L’americano– Il regista italiano Jonas Carpignano continua a concentrarsi su destini diversi dalla parte più ombrosa della città di Gioia Tauro, nella regione italiana della Calabria.

Chiara, la quindicenne figlia della mafia, è al centro di “A Chiara” dopo un ruolo minore in “A Ciambra” – un film esecutivo di Martin Scorsese che affronta la povertà e il pregiudizio dagli occhi di una quattordicenne -vecchio zingaro. Pio Amatos, che aveva interpretato il ruolo principale nel precedente dramma sui rifugiati di Carpignano, apparve anche in Meditania.

E così è “A Chiara” Autonomo, ma il regista costruisce un nuovo universo cinematografico realistico con un tocco locale: invece dei supereroi, i personaggi interagiscono e interagiscono con persone provenienti da storie del passato o del futuro. È un costrutto globale, ognuno dei quali ricorda l’equilibrio di potere tra diverse classi sociali e gruppi etnici.

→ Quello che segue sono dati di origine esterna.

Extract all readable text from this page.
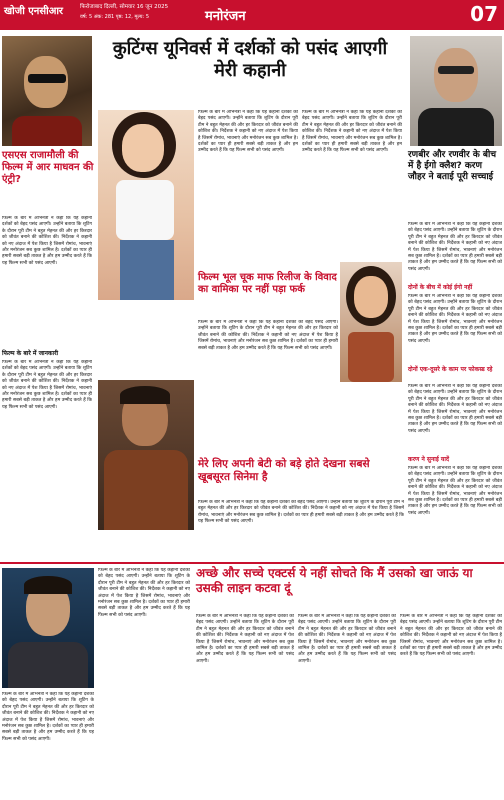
खोजी एनसीआर	फिरोजाबाद दिल्ली, सोमवार 16 जून 2025
वर्ष: 5 अंक: 281 पृष्ठ: 12, मूल्य: 5	मनोरंजन	07
एसएस राजामौली की फिल्म में आर माधवन की एंट्री?
फिल्म के बारे में अभिनेत्री ने कहा कि यह कहानी दर्शकों को बेहद पसंद आएगी। उन्होंने बताया कि शूटिंग के दौरान पूरी टीम ने बहुत मेहनत की और हर किरदार को जीवंत बनाने की कोशिश की। निर्देशक ने कहानी को नए अंदाज में पेश किया है जिसमें रोमांच, भावनाएं और मनोरंजन सब कुछ शामिल है। दर्शकों का प्यार ही हमारी सबसे बड़ी ताकत है और हम उम्मीद करते हैं कि यह फिल्म सभी को पसंद आएगी।
फिल्म के बारे में जानकारी
फिल्म के बारे में अभिनेत्री ने कहा कि यह कहानी दर्शकों को बेहद पसंद आएगी। उन्होंने बताया कि शूटिंग के दौरान पूरी टीम ने बहुत मेहनत की और हर किरदार को जीवंत बनाने की कोशिश की। निर्देशक ने कहानी को नए अंदाज में पेश किया है जिसमें रोमांच, भावनाएं और मनोरंजन सब कुछ शामिल है। दर्शकों का प्यार ही हमारी सबसे बड़ी ताकत है और हम उम्मीद करते हैं कि यह फिल्म सभी को पसंद आएगी।
कुटिंग्स यूनिवर्स में दर्शकों को पसंद आएगी मेरी कहानी
फिल्म के बारे में अभिनेत्री ने कहा कि यह कहानी दर्शकों को बेहद पसंद आएगी। उन्होंने बताया कि शूटिंग के दौरान पूरी टीम ने बहुत मेहनत की और हर किरदार को जीवंत बनाने की कोशिश की। निर्देशक ने कहानी को नए अंदाज में पेश किया है जिसमें रोमांच, भावनाएं और मनोरंजन सब कुछ शामिल है। दर्शकों का प्यार ही हमारी सबसे बड़ी ताकत है और हम उम्मीद करते हैं कि यह फिल्म सभी को पसंद आएगी।
फिल्म के बारे में अभिनेत्री ने कहा कि यह कहानी दर्शकों को बेहद पसंद आएगी। उन्होंने बताया कि शूटिंग के दौरान पूरी टीम ने बहुत मेहनत की और हर किरदार को जीवंत बनाने की कोशिश की। निर्देशक ने कहानी को नए अंदाज में पेश किया है जिसमें रोमांच, भावनाएं और मनोरंजन सब कुछ शामिल है। दर्शकों का प्यार ही हमारी सबसे बड़ी ताकत है और हम उम्मीद करते हैं कि यह फिल्म सभी को पसंद आएगी।
फिल्म भूल चूक माफ रिलीज के विवाद का वामिका पर नहीं पड़ा फर्क
फिल्म के बारे में अभिनेत्री ने कहा कि यह कहानी दर्शकों को बेहद पसंद आएगी। उन्होंने बताया कि शूटिंग के दौरान पूरी टीम ने बहुत मेहनत की और हर किरदार को जीवंत बनाने की कोशिश की। निर्देशक ने कहानी को नए अंदाज में पेश किया है जिसमें रोमांच, भावनाएं और मनोरंजन सब कुछ शामिल है। दर्शकों का प्यार ही हमारी सबसे बड़ी ताकत है और हम उम्मीद करते हैं कि यह फिल्म सभी को पसंद आएगी।
मेरे लिए अपनी बेटी को बड़े होते देखना सबसे खूबसूरत सिनेमा है
फिल्म के बारे में अभिनेत्री ने कहा कि यह कहानी दर्शकों को बेहद पसंद आएगी। उन्होंने बताया कि शूटिंग के दौरान पूरी टीम ने बहुत मेहनत की और हर किरदार को जीवंत बनाने की कोशिश की। निर्देशक ने कहानी को नए अंदाज में पेश किया है जिसमें रोमांच, भावनाएं और मनोरंजन सब कुछ शामिल है। दर्शकों का प्यार ही हमारी सबसे बड़ी ताकत है और हम उम्मीद करते हैं कि यह फिल्म सभी को पसंद आएगी।
रणबीर और रणवीर के बीच में है ईगो क्लैश? करण जौहर ने बताई पूरी सच्चाई
फिल्म के बारे में अभिनेत्री ने कहा कि यह कहानी दर्शकों को बेहद पसंद आएगी। उन्होंने बताया कि शूटिंग के दौरान पूरी टीम ने बहुत मेहनत की और हर किरदार को जीवंत बनाने की कोशिश की। निर्देशक ने कहानी को नए अंदाज में पेश किया है जिसमें रोमांच, भावनाएं और मनोरंजन सब कुछ शामिल है। दर्शकों का प्यार ही हमारी सबसे बड़ी ताकत है और हम उम्मीद करते हैं कि यह फिल्म सभी को पसंद आएगी।
दोनों के बीच में कोई ईगो नहीं
फिल्म के बारे में अभिनेत्री ने कहा कि यह कहानी दर्शकों को बेहद पसंद आएगी। उन्होंने बताया कि शूटिंग के दौरान पूरी टीम ने बहुत मेहनत की और हर किरदार को जीवंत बनाने की कोशिश की। निर्देशक ने कहानी को नए अंदाज में पेश किया है जिसमें रोमांच, भावनाएं और मनोरंजन सब कुछ शामिल है। दर्शकों का प्यार ही हमारी सबसे बड़ी ताकत है और हम उम्मीद करते हैं कि यह फिल्म सभी को पसंद आएगी।
दोनों एक-दूसरे के काम पर फोकस्ड रहे
फिल्म के बारे में अभिनेत्री ने कहा कि यह कहानी दर्शकों को बेहद पसंद आएगी। उन्होंने बताया कि शूटिंग के दौरान पूरी टीम ने बहुत मेहनत की और हर किरदार को जीवंत बनाने की कोशिश की। निर्देशक ने कहानी को नए अंदाज में पेश किया है जिसमें रोमांच, भावनाएं और मनोरंजन सब कुछ शामिल है। दर्शकों का प्यार ही हमारी सबसे बड़ी ताकत है और हम उम्मीद करते हैं कि यह फिल्म सभी को पसंद आएगी।
करण ने सुनाई यादें
फिल्म के बारे में अभिनेत्री ने कहा कि यह कहानी दर्शकों को बेहद पसंद आएगी। उन्होंने बताया कि शूटिंग के दौरान पूरी टीम ने बहुत मेहनत की और हर किरदार को जीवंत बनाने की कोशिश की। निर्देशक ने कहानी को नए अंदाज में पेश किया है जिसमें रोमांच, भावनाएं और मनोरंजन सब कुछ शामिल है। दर्शकों का प्यार ही हमारी सबसे बड़ी ताकत है और हम उम्मीद करते हैं कि यह फिल्म सभी को पसंद आएगी।
फिल्म के बारे में अभिनेत्री ने कहा कि यह कहानी दर्शकों को बेहद पसंद आएगी। उन्होंने बताया कि शूटिंग के दौरान पूरी टीम ने बहुत मेहनत की और हर किरदार को जीवंत बनाने की कोशिश की। निर्देशक ने कहानी को नए अंदाज में पेश किया है जिसमें रोमांच, भावनाएं और मनोरंजन सब कुछ शामिल है। दर्शकों का प्यार ही हमारी सबसे बड़ी ताकत है और हम उम्मीद करते हैं कि यह फिल्म सभी को पसंद आएगी।
अच्छे और सच्चे एक्टर्स ये नहीं सोचते कि मैं उसको खा जाऊं या उसकी लाइन कटवा दूं
फिल्म के बारे में अभिनेत्री ने कहा कि यह कहानी दर्शकों को बेहद पसंद आएगी। उन्होंने बताया कि शूटिंग के दौरान पूरी टीम ने बहुत मेहनत की और हर किरदार को जीवंत बनाने की कोशिश की। निर्देशक ने कहानी को नए अंदाज में पेश किया है जिसमें रोमांच, भावनाएं और मनोरंजन सब कुछ शामिल है। दर्शकों का प्यार ही हमारी सबसे बड़ी ताकत है और हम उम्मीद करते हैं कि यह फिल्म सभी को पसंद आएगी।
फिल्म के बारे में अभिनेत्री ने कहा कि यह कहानी दर्शकों को बेहद पसंद आएगी। उन्होंने बताया कि शूटिंग के दौरान पूरी टीम ने बहुत मेहनत की और हर किरदार को जीवंत बनाने की कोशिश की। निर्देशक ने कहानी को नए अंदाज में पेश किया है जिसमें रोमांच, भावनाएं और मनोरंजन सब कुछ शामिल है। दर्शकों का प्यार ही हमारी सबसे बड़ी ताकत है और हम उम्मीद करते हैं कि यह फिल्म सभी को पसंद आएगी।
फिल्म के बारे में अभिनेत्री ने कहा कि यह कहानी दर्शकों को बेहद पसंद आएगी। उन्होंने बताया कि शूटिंग के दौरान पूरी टीम ने बहुत मेहनत की और हर किरदार को जीवंत बनाने की कोशिश की। निर्देशक ने कहानी को नए अंदाज में पेश किया है जिसमें रोमांच, भावनाएं और मनोरंजन सब कुछ शामिल है। दर्शकों का प्यार ही हमारी सबसे बड़ी ताकत है और हम उम्मीद करते हैं कि यह फिल्म सभी को पसंद आएगी।
फिल्म के बारे में अभिनेत्री ने कहा कि यह कहानी दर्शकों को बेहद पसंद आएगी। उन्होंने बताया कि शूटिंग के दौरान पूरी टीम ने बहुत मेहनत की और हर किरदार को जीवंत बनाने की कोशिश की। निर्देशक ने कहानी को नए अंदाज में पेश किया है जिसमें रोमांच, भावनाएं और मनोरंजन सब कुछ शामिल है। दर्शकों का प्यार ही हमारी सबसे बड़ी ताकत है और हम उम्मीद करते हैं कि यह फिल्म सभी को पसंद आएगी।
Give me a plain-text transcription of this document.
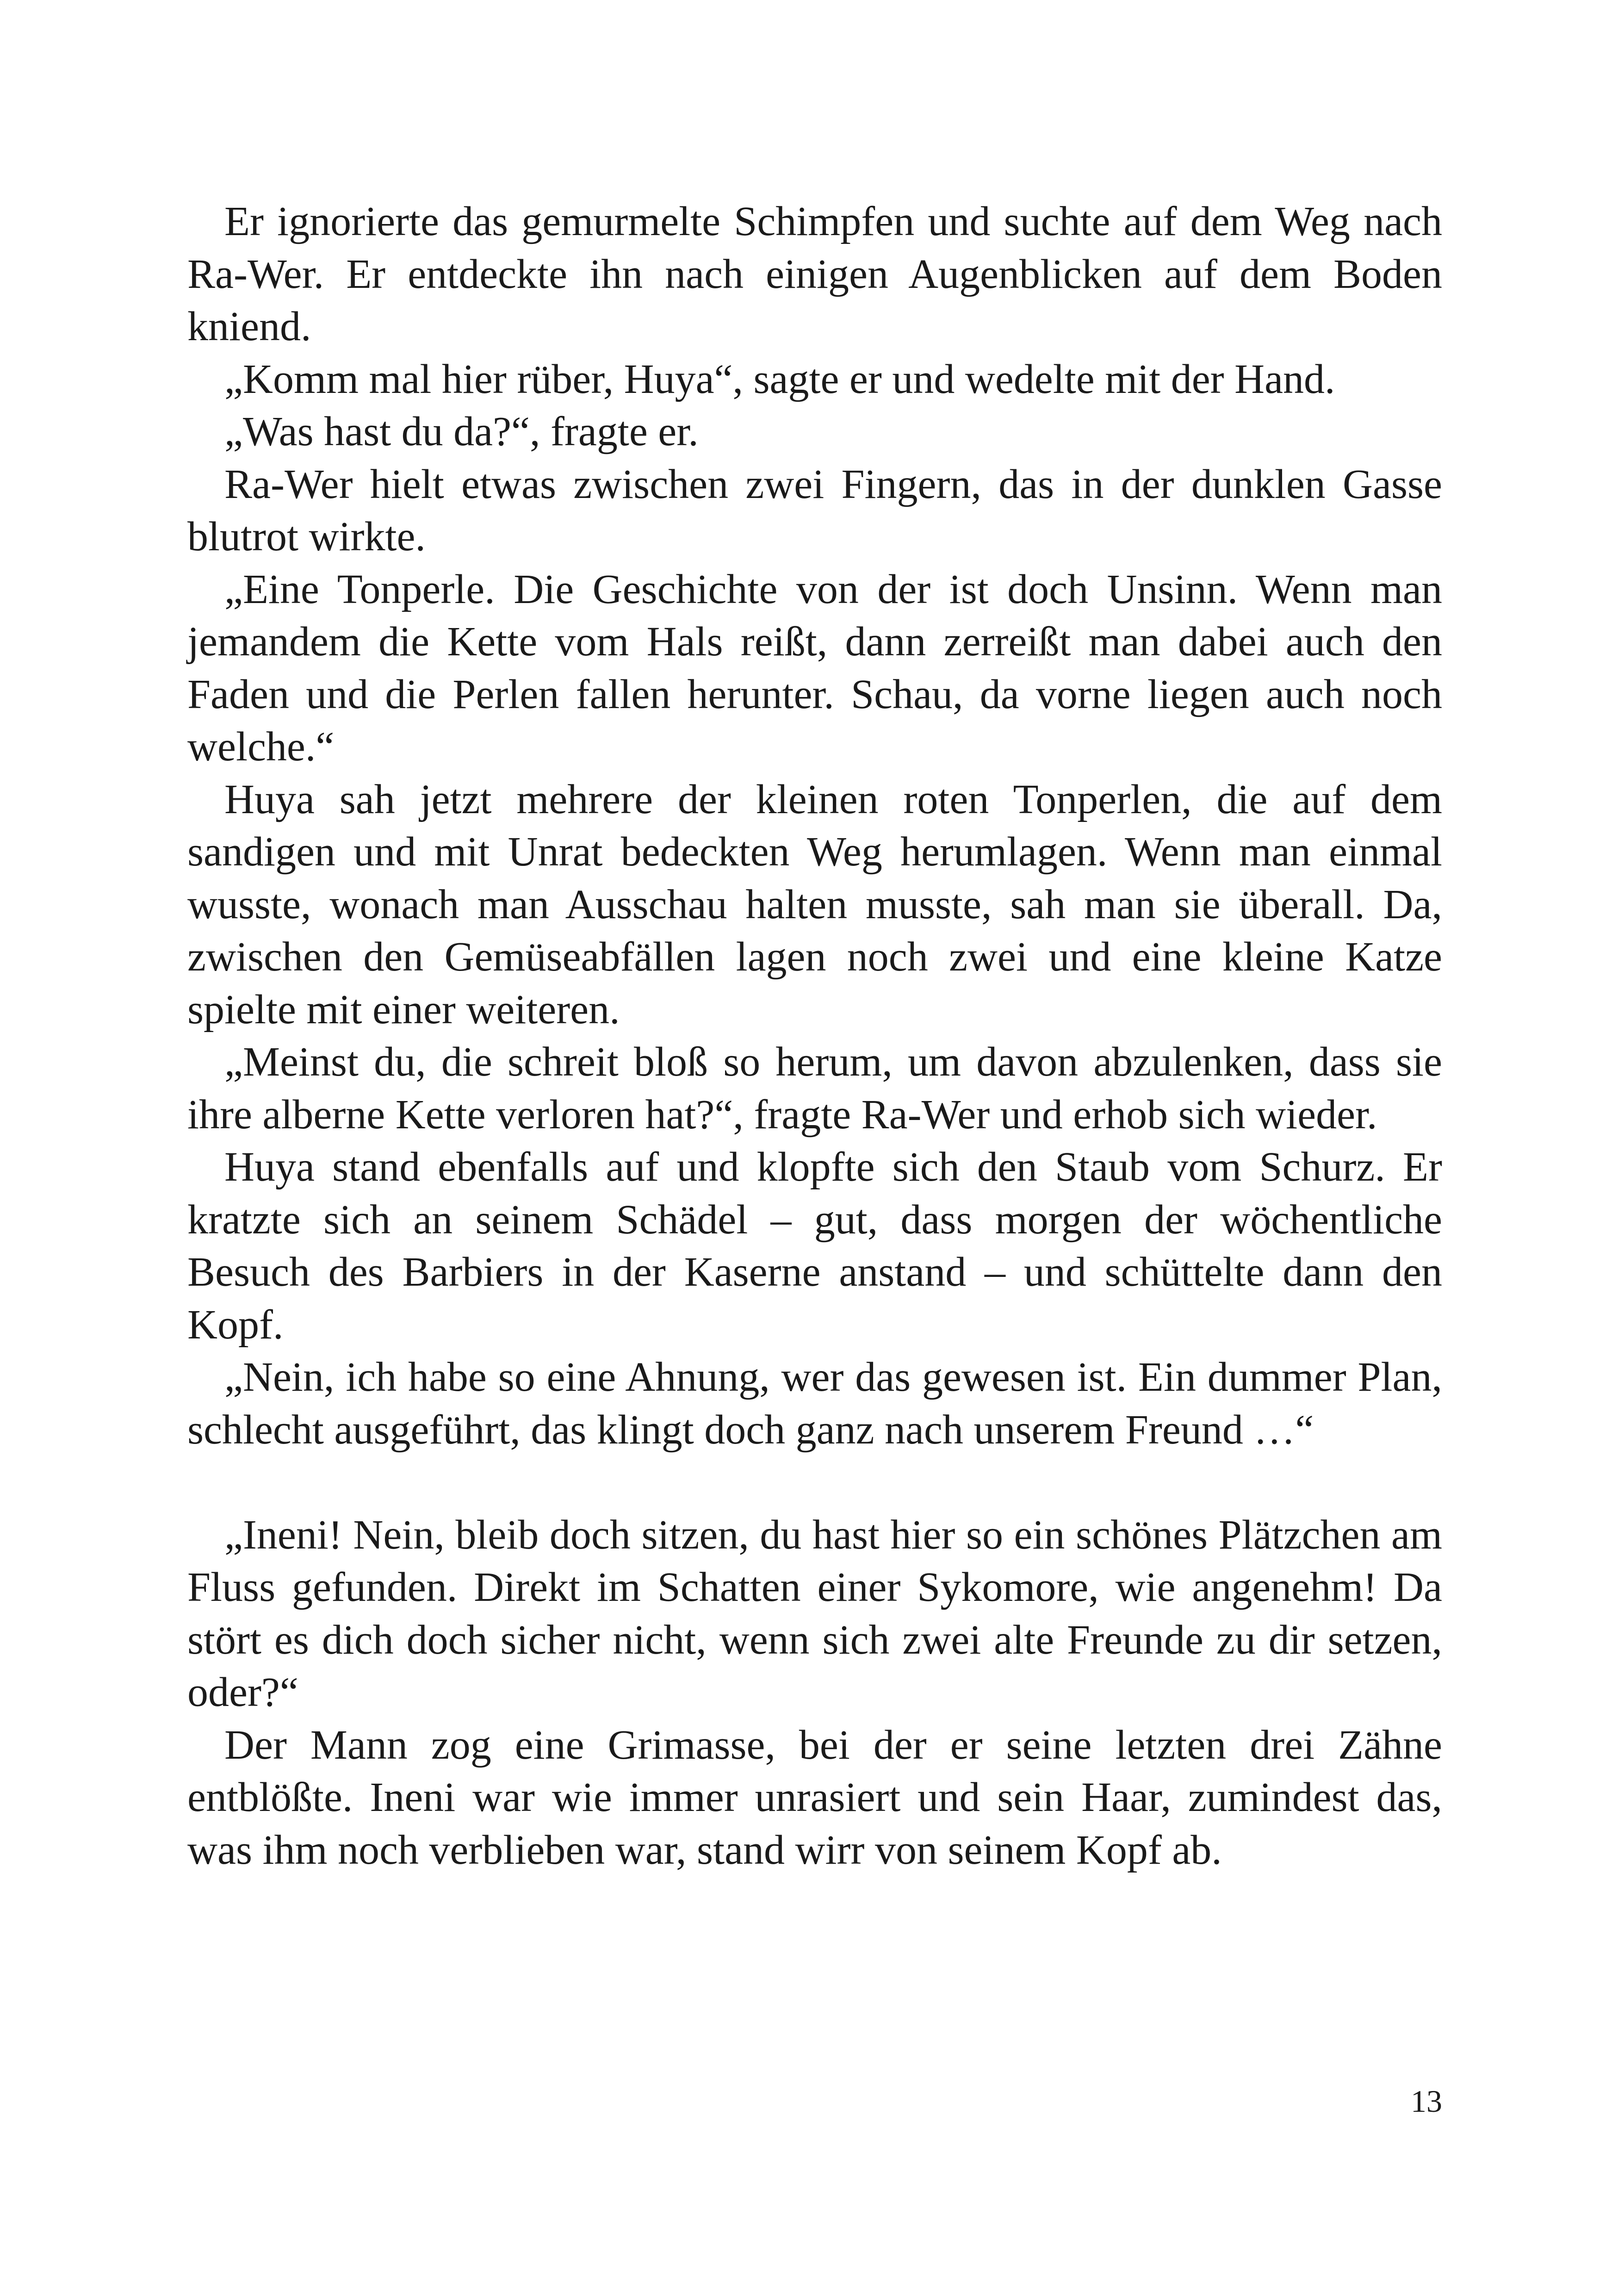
Er ignorierte das gemurmelte Schimpfen und suchte auf dem Weg nach Ra-Wer. Er entdeckte ihn nach einigen Augenblicken auf dem Boden kniend.

„Komm mal hier rüber, Huya“, sagte er und wedelte mit der Hand.

„Was hast du da?“, fragte er.

Ra-Wer hielt etwas zwischen zwei Fingern, das in der dunklen Gasse blutrot wirkte.

„Eine Tonperle. Die Geschichte von der ist doch Unsinn. Wenn man jemandem die Kette vom Hals reißt, dann zerreißt man dabei auch den Faden und die Perlen fallen herunter. Schau, da vorne liegen auch noch welche.“

Huya sah jetzt mehrere der kleinen roten Tonperlen, die auf dem sandigen und mit Unrat bedeckten Weg herumlagen. Wenn man einmal wusste, wonach man Ausschau halten musste, sah man sie überall. Da, zwischen den Gemüseabfällen lagen noch zwei und eine kleine Katze spielte mit einer weiteren.

„Meinst du, die schreit bloß so herum, um davon abzulenken, dass sie ihre alberne Kette verloren hat?“, fragte Ra-Wer und erhob sich wieder.

Huya stand ebenfalls auf und klopfte sich den Staub vom Schurz. Er kratzte sich an seinem Schädel – gut, dass morgen der wöchentliche Besuch des Barbiers in der Kaserne anstand – und schüttelte dann den Kopf.

„Nein, ich habe so eine Ahnung, wer das gewesen ist. Ein dummer Plan, schlecht ausgeführt, das klingt doch ganz nach unserem Freund …“

„Ineni! Nein, bleib doch sitzen, du hast hier so ein schönes Plätzchen am Fluss gefunden. Direkt im Schatten einer Sykomore, wie angenehm! Da stört es dich doch sicher nicht, wenn sich zwei alte Freunde zu dir setzen, oder?“

Der Mann zog eine Grimasse, bei der er seine letzten drei Zähne entblößte. Ineni war wie immer unrasiert und sein Haar, zumindest das, was ihm noch verblieben war, stand wirr von seinem Kopf ab.

13
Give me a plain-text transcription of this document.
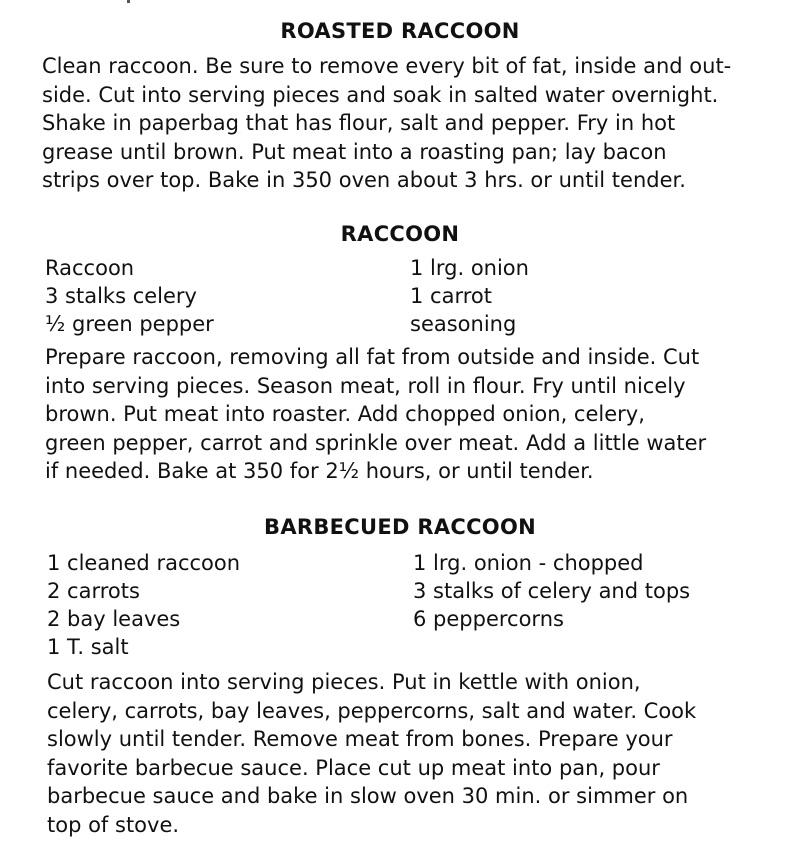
ROASTED RACCOON
Clean raccoon. Be sure to remove every bit of fat, inside and out-
side. Cut into serving pieces and soak in salted water overnight.
Shake in paperbag that has flour, salt and pepper. Fry in hot
grease until brown. Put meat into a roasting pan; lay bacon
strips over top. Bake in 350 oven about 3 hrs. or until tender.
RACCOON
Raccoon
3 stalks celery
½ green pepper
1 lrg. onion
1 carrot
seasoning
Prepare raccoon, removing all fat from outside and inside. Cut
into serving pieces. Season meat, roll in flour. Fry until nicely
brown. Put meat into roaster. Add chopped onion, celery,
green pepper, carrot and sprinkle over meat. Add a little water
if needed. Bake at 350 for 2½ hours, or until tender.
BARBECUED RACCOON
1 cleaned raccoon
2 carrots
2 bay leaves
1 T. salt
1 lrg. onion - chopped
3 stalks of celery and tops
6 peppercorns
Cut raccoon into serving pieces. Put in kettle with onion,
celery, carrots, bay leaves, peppercorns, salt and water. Cook
slowly until tender. Remove meat from bones. Prepare your
favorite barbecue sauce. Place cut up meat into pan, pour
barbecue sauce and bake in slow oven 30 min. or simmer on
top of stove.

Come in (quasi) tutti i film sulla mafia, il focus è sulla famiglia. Chiara era ingenua riguardo al sostentamento di suo padre ma ha iniziato a vedere segnali di allarme. Tutta la famiglia si è riunita per la festa del 18° compleanno della sorella maggiore Gailia. Tutti vogliono che parli padre Claudio. L’intera famiglia incita, ma lui rifiuta categoricamente e l’umore si guasta. L’ansia percepita di Claudio è stata spiegata quando qualcuno ha fatto saltare in aria la sua macchina due ore dopo. Ben presto divenne un latitante ricercato per gravi reati di droga.

Kiara si nutre con notizie tramite i social media. La famiglia le ha mentito. Non solo la famiglia è sposata nel crimine, ma anche il padre è un bersaglio di una guerra in escalation. È un brutale risveglio per Kiara, che vede minacciata anche la sua posizione ai vertici della gerarchia adolescenziale.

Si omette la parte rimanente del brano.